Estimated to have had an impact on two billion lives, Dr Langer’s achievements include the use of polymer capsules to slowly deliver large-molecule drugs inside the body over a long period of time. The Massachusetts Institute of Technology (MIT) professor has also developed artificial skin and wirelessly controlled electronic drug implants.

The Engineer noted on the day of Dr Langer’s award that the QE Prize was created as a way to celebrate engineering, promote the profession to young people and highlight Britain’s pre-eminence in the field.

Two years is a long time between awards and it had escaped this author’s mind that the organisers don’t issue a short list of possible winners.

Back in 2014 Alec Broers was chair of the QE Prize judging panel and he told The Engineer: ‘We have decided not to [create a shortlist] because we don’t want to have losers. If you look at the Nobel prize, very often the people on the shortlist one year almost certainly come through in future years… But if you have a shortlist then those who don’t get the prize are sort of thrown away and it’s more difficult the next time to bring them forward and say “this is the one this year”, when it was only third last year.’

It should go without saying that The Engineer will be covering the QEPrize this Wednesday and giving it the prominence it deserves, but can we say the same of the nationals and broadcast media?

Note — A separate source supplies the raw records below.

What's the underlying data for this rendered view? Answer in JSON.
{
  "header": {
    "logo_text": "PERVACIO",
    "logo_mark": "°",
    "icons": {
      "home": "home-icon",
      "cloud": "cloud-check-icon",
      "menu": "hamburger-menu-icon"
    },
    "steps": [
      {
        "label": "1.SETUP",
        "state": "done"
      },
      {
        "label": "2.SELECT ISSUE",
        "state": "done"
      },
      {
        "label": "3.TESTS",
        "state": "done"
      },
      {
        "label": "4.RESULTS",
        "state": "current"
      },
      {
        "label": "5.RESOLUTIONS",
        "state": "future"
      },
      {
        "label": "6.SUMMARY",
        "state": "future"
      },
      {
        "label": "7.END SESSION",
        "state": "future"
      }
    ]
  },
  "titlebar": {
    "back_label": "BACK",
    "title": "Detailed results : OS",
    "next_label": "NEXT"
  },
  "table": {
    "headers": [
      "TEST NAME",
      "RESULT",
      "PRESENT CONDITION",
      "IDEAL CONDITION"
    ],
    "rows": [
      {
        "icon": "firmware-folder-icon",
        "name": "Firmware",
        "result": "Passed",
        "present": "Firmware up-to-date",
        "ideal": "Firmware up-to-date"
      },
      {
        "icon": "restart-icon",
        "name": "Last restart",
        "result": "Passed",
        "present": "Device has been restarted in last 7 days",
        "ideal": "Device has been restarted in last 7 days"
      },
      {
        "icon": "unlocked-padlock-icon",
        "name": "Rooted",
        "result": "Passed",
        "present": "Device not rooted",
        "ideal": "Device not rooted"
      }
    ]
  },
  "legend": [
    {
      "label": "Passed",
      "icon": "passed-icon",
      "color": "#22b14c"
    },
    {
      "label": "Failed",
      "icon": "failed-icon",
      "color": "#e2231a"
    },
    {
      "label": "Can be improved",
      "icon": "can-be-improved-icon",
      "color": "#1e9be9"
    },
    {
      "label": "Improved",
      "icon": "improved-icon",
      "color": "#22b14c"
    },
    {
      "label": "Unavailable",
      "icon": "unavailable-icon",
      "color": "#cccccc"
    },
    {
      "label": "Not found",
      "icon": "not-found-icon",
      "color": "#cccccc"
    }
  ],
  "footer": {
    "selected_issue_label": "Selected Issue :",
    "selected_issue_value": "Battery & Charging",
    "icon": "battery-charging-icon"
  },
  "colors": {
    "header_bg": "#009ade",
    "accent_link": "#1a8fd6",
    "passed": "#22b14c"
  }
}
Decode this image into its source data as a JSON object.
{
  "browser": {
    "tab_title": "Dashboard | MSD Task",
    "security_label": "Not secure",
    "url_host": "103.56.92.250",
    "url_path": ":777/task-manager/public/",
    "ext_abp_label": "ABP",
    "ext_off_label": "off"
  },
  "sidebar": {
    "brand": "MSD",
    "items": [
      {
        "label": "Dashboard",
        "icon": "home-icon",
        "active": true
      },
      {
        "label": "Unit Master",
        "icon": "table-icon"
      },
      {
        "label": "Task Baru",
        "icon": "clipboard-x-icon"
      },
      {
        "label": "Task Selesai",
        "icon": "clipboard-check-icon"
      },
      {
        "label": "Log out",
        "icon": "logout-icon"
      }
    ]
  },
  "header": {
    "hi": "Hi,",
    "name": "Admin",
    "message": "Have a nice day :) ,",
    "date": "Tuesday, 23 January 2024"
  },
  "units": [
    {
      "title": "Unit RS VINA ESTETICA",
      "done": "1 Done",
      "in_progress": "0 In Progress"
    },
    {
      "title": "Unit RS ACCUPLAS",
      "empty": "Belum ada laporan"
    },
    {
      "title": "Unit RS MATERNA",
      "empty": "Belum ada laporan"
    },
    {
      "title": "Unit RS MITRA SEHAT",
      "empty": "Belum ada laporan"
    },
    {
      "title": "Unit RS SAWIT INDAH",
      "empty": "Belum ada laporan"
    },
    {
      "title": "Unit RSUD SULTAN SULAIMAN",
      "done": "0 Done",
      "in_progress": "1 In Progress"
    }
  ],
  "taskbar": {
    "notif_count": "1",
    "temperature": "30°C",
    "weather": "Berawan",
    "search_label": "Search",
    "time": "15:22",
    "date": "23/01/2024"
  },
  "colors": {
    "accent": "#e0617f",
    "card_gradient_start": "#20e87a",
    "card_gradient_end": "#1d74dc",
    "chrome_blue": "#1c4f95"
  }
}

If previous awards are anything to go by then coverage will likely be kept to a minimum in terms of airtime and column inches.

To a non-technical audience, the inclusion of Tim Berners Lee in the opening ceremony of the 2012 Olympics probably did more to bring him into the public’s consciousness than any award from his peers.

If the organisers of the QEPrize want to push engineering that little bit further into the public domain then maybe they should rethink the shortlist strategy and consider the sort of news it will be competing against when the winner is announced on Wednesday.